Evangelicals Hand Victory To Donald Trump

Donald Trump is set to be the next President of the United States of America.

The shock result unravelled over a dramatic night where the Republican candidate dominated across key swing states including Ohio, North Carolina, Iowa and Pennsylvania. The crucial states of Florida and Wisconsin also went to the New York billionaire who began the night a rank outsider according to most pollsters.

The shocking night unfolded dramatically after Trump won Ohio, Florida and Wisconsin.Reuters

Evangelical Christians turned out in large numbers to vote for Trump and were pivotal as he swept to power. They backed the Republican by 81 per cent to 16 per cent, according to ABC News. This is a bigger margin of the evangelical vote than was achieved by George Bush, John McCain and Mitt Romney.

In Florida 85 per cent of white evangelicals voted for the Republican, according to early exit polls. In North Carolina that figure was 78 per cent as the state went to the Republicans by 50 per cent to 46 per cent.

The political earthquake is the most remarkable election result in recent history.

The horror show for Democrat supporters began after Trump seized the bellweather state of Ohio early on by a huge margin of nearly 10 points.

The vote was entirely unprecedented as pollsters overwhelmingly backed Clinton in the run up to the vote.
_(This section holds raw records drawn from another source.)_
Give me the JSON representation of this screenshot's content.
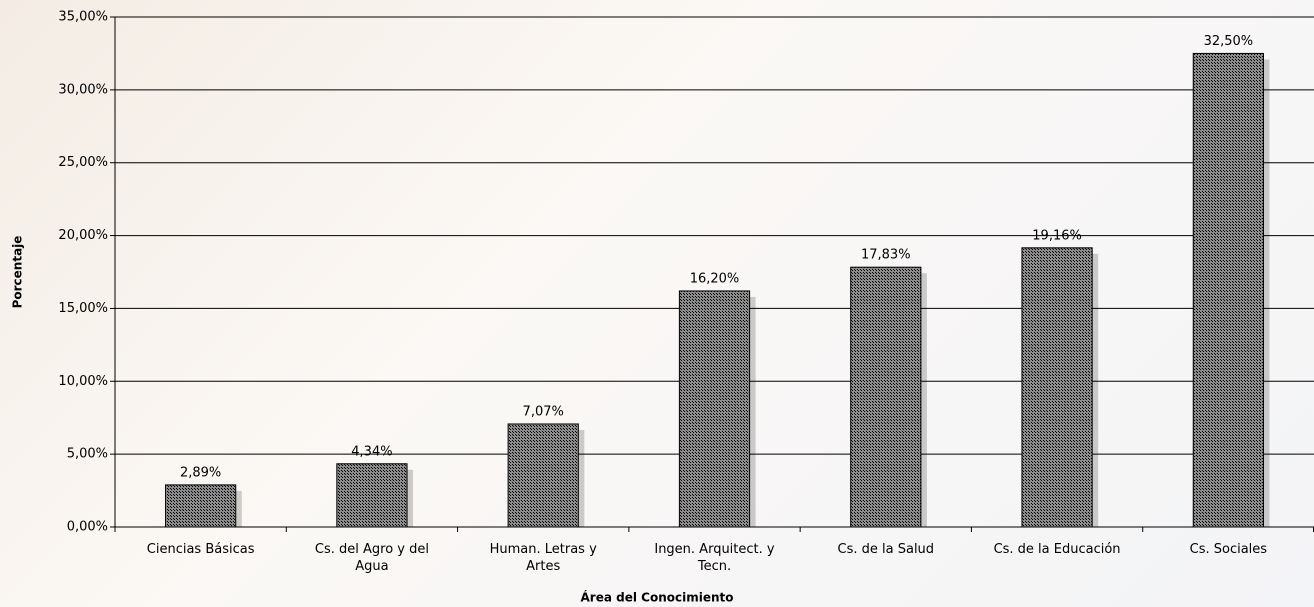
{
  "chart_data": {
    "type": "bar",
    "x_label": "Área del Conocimiento",
    "y_label": "Porcentaje",
    "categories": [
      "Ciencias Básicas",
      "Cs. del Agro y del Agua",
      "Human. Letras y Artes",
      "Ingen. Arquitect. y Tecn.",
      "Cs. de la Salud",
      "Cs. de la Educación",
      "Cs. Sociales"
    ],
    "values": [
      2.89,
      4.34,
      7.07,
      16.2,
      17.83,
      19.16,
      32.5
    ],
    "value_labels": [
      "2,89%",
      "4,34%",
      "7,07%",
      "16,20%",
      "17,83%",
      "19,16%",
      "32,50%"
    ],
    "color": "#8c8c8c",
    "ylim": [
      0,
      35
    ],
    "yticks": [
      {
        "value": 0,
        "label": "0,00%"
      },
      {
        "value": 5,
        "label": "5,00%"
      },
      {
        "value": 10,
        "label": "10,00%"
      },
      {
        "value": 15,
        "label": "15,00%"
      },
      {
        "value": 20,
        "label": "20,00%"
      },
      {
        "value": 25,
        "label": "25,00%"
      },
      {
        "value": 30,
        "label": "30,00%"
      },
      {
        "value": 35,
        "label": "35,00%"
      }
    ],
    "grid": true
  }
}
Several Democrat wins came from the more populous states and it looks likely Clinton will win a larger share of the popular vote. But because the US has an electoral college system, Trump's victory in key swing states handed him the keys to the White House.

Tony Campolo, the American author and advisor to President Bill Clinton, said Trump's victory was "no question largely due" to the support of "white male evangelicals".

He told Christian Today: "His victory is likely to get evangelicals to do some soul searching as to who they are, and why they were swept up in supporting a man whose rhetoric played upon fear of immigrants, fear of Muslims, an anti-scientific disbelief in global warming, overt racism and sexist attitudes that are contrary to scripture."

Jerry Falwell Jnr, president of the evangelical Liberty University, who had publicly backed Trump, said the support from evangelicals was "really encouraging". He told the BBC: "The evangelicals were largely supporting Trump well before the evangelical leadership was. The divide has been in the evangelical leadership, not the rank and file."

When asked allegations of sex abuse and his multiple marriages Falwell responded: "Evangelicals believe all people are sinners. We've all done wrong, we all need forgiveness. The Donald Trump I know has a big heart, he loves people, he loves this country."